I corpi fruttiferi di questo tartufo sono di dimensioni contenute, in genere dalla grandezza di una noce a quella di un albicocca o poco più (di solito inferiore al nigrum). Le verruche presenti sulla sua superficie sono piccole (da 1 a 3 millimetri di lato), con venature ben visibili. L’odore, come detto in precedenza, non spicca per avere una buona fragranza, e potrebbe accostarsi a quello delle arance ammuffite, dolciastro e insinuante. A livello microscopico, le spore sono abbastanza chiare rispetto al nigrum, con aculei un poco più lunghi, e gli aschi ne contengono un numero variabile da 3 a 6. La gleba del moschatum ha un colore accentuatamente grigio, soprattutto dal momento della sua completa maturazione.

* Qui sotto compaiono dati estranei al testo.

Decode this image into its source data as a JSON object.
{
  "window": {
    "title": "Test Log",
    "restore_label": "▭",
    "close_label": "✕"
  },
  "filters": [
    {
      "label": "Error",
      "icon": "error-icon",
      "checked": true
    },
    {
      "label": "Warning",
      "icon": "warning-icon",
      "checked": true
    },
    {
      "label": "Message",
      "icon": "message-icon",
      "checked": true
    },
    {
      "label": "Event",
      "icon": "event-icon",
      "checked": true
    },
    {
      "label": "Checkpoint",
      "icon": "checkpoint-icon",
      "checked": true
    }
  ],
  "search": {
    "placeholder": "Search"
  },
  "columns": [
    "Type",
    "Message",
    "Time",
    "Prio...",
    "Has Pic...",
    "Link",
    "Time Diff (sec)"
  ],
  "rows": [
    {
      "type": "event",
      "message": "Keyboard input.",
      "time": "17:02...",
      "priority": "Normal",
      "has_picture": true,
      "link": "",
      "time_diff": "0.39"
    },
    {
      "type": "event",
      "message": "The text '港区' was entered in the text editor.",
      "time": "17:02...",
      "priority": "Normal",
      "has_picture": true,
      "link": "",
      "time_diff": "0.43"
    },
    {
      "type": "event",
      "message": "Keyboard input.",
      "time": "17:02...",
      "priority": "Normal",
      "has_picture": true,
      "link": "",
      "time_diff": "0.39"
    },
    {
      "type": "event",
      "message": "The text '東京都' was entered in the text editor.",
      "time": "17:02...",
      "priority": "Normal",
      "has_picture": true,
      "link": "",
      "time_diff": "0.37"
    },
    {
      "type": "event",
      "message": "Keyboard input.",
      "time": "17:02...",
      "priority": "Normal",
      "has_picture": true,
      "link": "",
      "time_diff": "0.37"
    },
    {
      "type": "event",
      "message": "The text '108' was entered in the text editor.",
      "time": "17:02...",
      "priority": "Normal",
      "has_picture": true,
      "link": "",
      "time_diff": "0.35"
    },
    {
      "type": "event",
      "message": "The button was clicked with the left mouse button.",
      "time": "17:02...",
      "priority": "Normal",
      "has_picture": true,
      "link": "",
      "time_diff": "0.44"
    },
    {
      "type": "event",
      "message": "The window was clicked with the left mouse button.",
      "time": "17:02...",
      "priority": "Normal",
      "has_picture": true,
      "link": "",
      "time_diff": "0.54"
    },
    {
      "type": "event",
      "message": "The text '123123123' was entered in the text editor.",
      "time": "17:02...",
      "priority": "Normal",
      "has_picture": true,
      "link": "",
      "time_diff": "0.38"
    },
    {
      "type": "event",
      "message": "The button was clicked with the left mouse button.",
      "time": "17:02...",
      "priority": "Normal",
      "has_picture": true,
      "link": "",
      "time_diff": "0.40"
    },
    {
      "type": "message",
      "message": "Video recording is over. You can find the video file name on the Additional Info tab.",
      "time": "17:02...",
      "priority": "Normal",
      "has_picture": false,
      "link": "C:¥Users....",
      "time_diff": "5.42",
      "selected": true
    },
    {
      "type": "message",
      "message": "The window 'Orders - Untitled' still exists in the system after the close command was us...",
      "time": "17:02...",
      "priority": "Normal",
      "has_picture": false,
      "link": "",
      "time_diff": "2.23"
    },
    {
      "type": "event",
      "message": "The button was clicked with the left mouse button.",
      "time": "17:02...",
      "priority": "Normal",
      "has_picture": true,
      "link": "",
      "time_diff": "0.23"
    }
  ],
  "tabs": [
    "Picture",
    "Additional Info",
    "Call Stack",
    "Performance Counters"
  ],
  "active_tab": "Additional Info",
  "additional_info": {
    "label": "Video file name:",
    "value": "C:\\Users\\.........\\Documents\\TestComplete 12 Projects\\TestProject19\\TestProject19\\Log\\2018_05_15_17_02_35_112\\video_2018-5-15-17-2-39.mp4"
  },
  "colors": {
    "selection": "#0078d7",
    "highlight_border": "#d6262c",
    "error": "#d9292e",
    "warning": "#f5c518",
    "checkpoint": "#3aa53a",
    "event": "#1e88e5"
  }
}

Le aree in cui possiamo trovare questo tartufo in crescita spontanea sono simili a quelle del più pregiato nigrum, ovvero quella fascia europea che passa dal Portogallo all’Ungheria, e tra la Germania (Baden) e l’Italia, in territori in cui è presente un maggior contenuto di humus. La sua simbiosi micotica, che da il via alla micorriza, si sviluppa soprattutto con noccioli non potati e assolati o in fase di declino, ma anche con querce e faggi, che ne sostengono la crescita. La maturazione va dal periodo tra novembre e marzo (tutto il mese), mentre la coltivazione a causa delle sue caratteristiche non prestigiose non viene attuata.